I’ve kind of learned from experience that people are going to do what they want to do. My sister has been in an unhappy relationship for 3 years and no matter how much i support her or try and persuade her to leave she won’t until she is ready. The difference between these two is that my sister constantly calls and vents about her issues in her relationship – it’s no secret she isn’t happy.

I think you should tell him how YOU feel and let the family speak for themselves. It doesnt hurt to tell him what you think but don’t expect him to make the moves to change it. I started out sympathizing with my sister and trying to make her feel better about her situation and to find happiness in it but its gotten to the point where i have to be blunt about it and tell her whats up and she STILL doesnt make any changes.
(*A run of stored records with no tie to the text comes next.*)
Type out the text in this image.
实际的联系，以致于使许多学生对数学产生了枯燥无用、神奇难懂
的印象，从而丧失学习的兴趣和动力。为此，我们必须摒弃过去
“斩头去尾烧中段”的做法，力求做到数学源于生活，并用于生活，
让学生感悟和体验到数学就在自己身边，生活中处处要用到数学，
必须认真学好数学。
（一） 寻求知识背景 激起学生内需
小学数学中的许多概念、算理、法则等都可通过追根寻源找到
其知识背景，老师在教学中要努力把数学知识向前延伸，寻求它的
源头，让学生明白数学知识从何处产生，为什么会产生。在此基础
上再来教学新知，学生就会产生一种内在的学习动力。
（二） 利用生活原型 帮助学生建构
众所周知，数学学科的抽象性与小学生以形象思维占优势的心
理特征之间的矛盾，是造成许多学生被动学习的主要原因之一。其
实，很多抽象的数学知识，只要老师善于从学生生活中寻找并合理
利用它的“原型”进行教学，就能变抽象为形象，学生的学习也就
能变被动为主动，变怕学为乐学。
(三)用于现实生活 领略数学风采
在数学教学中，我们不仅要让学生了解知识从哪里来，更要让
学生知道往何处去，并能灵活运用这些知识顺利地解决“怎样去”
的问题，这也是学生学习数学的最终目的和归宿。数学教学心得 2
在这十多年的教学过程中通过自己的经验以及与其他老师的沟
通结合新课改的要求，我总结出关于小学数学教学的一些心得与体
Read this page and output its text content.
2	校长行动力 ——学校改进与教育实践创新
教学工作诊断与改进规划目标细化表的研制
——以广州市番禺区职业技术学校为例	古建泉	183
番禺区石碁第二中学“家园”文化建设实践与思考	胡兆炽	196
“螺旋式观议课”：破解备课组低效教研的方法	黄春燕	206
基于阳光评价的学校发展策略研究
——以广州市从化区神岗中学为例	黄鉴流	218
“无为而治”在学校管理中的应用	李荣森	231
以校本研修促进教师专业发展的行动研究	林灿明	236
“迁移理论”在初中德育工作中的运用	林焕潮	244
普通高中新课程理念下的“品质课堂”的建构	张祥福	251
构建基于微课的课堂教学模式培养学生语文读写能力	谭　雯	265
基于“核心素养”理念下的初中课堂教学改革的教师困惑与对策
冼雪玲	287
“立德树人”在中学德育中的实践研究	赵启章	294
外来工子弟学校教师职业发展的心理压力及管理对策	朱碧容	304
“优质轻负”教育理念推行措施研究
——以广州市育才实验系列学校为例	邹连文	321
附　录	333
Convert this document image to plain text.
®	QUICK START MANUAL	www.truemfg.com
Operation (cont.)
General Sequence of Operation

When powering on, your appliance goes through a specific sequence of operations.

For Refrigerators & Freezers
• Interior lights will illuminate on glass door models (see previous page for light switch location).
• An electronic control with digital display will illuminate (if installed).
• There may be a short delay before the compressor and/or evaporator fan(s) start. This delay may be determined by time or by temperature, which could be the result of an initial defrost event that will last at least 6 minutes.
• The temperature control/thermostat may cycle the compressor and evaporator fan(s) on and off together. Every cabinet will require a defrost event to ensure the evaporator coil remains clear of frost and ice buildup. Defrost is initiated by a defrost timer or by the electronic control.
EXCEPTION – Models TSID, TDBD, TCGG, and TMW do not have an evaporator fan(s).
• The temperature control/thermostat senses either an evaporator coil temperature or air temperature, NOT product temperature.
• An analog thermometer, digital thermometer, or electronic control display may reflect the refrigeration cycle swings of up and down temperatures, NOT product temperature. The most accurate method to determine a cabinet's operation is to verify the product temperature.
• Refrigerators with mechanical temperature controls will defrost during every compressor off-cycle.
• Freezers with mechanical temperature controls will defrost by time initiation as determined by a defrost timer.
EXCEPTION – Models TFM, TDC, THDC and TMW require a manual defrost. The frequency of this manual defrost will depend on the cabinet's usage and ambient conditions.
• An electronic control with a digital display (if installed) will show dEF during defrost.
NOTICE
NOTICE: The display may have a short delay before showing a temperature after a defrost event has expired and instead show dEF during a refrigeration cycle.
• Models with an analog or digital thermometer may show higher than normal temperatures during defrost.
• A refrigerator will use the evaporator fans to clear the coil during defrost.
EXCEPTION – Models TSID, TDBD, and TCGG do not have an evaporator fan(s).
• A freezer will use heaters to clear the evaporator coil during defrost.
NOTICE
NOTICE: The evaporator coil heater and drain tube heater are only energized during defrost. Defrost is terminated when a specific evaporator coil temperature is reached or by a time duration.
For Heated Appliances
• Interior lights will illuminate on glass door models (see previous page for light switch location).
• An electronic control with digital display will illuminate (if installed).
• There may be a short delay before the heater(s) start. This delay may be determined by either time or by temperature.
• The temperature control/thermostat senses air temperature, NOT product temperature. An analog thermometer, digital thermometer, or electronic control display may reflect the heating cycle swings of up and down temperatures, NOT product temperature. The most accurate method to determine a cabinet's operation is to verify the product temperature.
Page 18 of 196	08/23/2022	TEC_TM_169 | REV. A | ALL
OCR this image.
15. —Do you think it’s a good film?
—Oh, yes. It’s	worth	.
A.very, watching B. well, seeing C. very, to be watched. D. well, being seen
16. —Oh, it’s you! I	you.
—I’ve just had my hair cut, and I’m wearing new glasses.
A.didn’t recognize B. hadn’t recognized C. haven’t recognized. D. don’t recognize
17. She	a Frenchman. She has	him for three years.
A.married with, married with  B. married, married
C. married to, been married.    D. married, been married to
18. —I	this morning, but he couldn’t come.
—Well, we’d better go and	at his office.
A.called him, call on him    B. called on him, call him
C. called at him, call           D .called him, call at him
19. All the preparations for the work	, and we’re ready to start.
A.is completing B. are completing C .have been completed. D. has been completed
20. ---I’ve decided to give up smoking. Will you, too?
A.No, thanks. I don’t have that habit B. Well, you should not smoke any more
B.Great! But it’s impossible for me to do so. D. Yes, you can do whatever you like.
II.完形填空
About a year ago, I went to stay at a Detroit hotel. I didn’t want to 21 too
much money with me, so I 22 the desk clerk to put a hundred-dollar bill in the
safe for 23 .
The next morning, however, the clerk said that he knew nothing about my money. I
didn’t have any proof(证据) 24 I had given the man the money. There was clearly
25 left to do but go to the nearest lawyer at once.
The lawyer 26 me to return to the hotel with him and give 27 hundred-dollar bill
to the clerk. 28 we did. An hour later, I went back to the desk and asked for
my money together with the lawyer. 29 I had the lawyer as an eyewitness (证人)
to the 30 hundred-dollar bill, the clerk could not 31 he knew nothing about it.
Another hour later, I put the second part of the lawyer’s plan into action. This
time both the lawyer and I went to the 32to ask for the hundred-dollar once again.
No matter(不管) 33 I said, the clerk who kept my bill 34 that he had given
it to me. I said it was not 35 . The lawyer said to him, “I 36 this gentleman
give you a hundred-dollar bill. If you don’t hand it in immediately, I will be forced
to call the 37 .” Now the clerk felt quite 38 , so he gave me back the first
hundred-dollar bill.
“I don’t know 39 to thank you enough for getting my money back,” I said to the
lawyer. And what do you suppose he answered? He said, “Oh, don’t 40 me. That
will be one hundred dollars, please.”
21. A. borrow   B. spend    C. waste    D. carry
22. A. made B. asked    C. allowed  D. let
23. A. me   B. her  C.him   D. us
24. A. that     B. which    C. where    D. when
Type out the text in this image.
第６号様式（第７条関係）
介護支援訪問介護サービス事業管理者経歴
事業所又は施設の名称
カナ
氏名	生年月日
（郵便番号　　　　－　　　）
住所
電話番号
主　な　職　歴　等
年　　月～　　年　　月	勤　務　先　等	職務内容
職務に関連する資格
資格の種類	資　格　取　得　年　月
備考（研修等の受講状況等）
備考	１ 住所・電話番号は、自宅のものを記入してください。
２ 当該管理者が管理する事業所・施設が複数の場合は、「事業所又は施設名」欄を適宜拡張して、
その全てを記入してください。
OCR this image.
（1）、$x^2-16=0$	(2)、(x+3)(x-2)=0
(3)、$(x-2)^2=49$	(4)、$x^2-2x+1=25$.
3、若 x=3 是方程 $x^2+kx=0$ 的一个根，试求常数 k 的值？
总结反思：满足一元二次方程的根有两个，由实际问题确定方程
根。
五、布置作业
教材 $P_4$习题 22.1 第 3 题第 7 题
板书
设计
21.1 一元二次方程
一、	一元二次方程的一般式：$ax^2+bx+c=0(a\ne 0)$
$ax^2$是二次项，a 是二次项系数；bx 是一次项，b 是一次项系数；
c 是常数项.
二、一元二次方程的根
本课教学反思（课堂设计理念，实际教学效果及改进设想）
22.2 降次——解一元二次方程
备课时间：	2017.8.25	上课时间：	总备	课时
i may be completely wrong here but I get the feeling that you kind of like him? if he were to leave this relationship do you have intentions of starting something with him?


Post # 8
335 posts
Helper bee

I think my general philosophy is, who am I to say my friend is with the wrong person? You can never really know someone’s relationship from the outside. Now, it would be different if I felt my friend was deeply unhappy, and/or their SO was treating them very badly.

From my read of this situation, it doesn’t sound like there’s anything like this here. Maybe he’s a little “eh” about her, like the spark isn’t quite there as much, but it’s been 9 years! ALL relationships are bound to move to the “comfortable” stage by that point.

Post # 10
1670 posts
Bumble bee
  • Wedding: August 2014

I would only intervene in the case of abuse or another threatening situation, and even then I’d know it’d be unlikely to be well recieved.

I agree with previous posters saying that you need to let his family speak for themselves, and only speak if you personally feel the need. As close friends, you might be able to do it in a way that wouldn’t cause too much trouble. The family honestly shouldn’t be trying to get you to fix this situation. If they have serious concerns about the girl or the relationship, they should address them.

It also seems like you have an actual dog in this fight, as in you’d like to be with him. If that’s the case, and you still want to talk to him about this, you may as well come clean about that as well – because that could be influencing your perception of his current relationship.

Post # 11
6998 posts
Busy Beekeeper
  • Wedding: February 2011

@pec1216:  That makes sense. i was going to say life is too short and if you like him tell him! haha

Post # 12
9029 posts
Buzzing Beekeeper
  • Wedding: June 2011

If he asks your opinion of the girl you can be honest and tactfully mention certain concerns but I dont think you can just come out and say you dont think she is right for him.. he will only get defensive and push you away unless you have some very concrete reason

Post # 13
2104 posts
Buzzing bee
  • Wedding: April 2011

He’s been with the girl for 9 years…I think he can make the decision of whether or not she’s right for him. I would butt out.

Post # 14
3943 posts
Honey bee

You should stay out of it. Be there if he wants to talk, but stop butting in his relationship.

My best friend did this a few years ago, and her and I haven’t spoken since.

Post # 15
5977 posts
Bee Keeper

I don’t think you should get involved in his relationship. It sounds like there are some romantic feelings here on either side, and I think saying something to him will make it seem as if you’re trying to break them up so that you can get together with him. I see all sorts of bad with this. If his family wants to say something to him, let them do it themselves. 

Post # 16
302 posts
Helper bee
  • Wedding: June 2013

This never ends well.


I had a really close friend that I loved very much. We met when we were 13 and had been friends for 10 years. Her husband was a jerk who cheated on her every chance he got. I told her what I thought and she hasn’t spoken to me since. That was 4 years ago and I miss her terribly.


I’m not saying that wil be his reaction, but you never know. Plus telling him that his family doesn’t want them to get married, well it makes his family look like they are talking behind his back.

If he tells his gf all these things, she will probably hate you and might even try to get him to cut off communication with you.

I would really just stay out of it if I were you.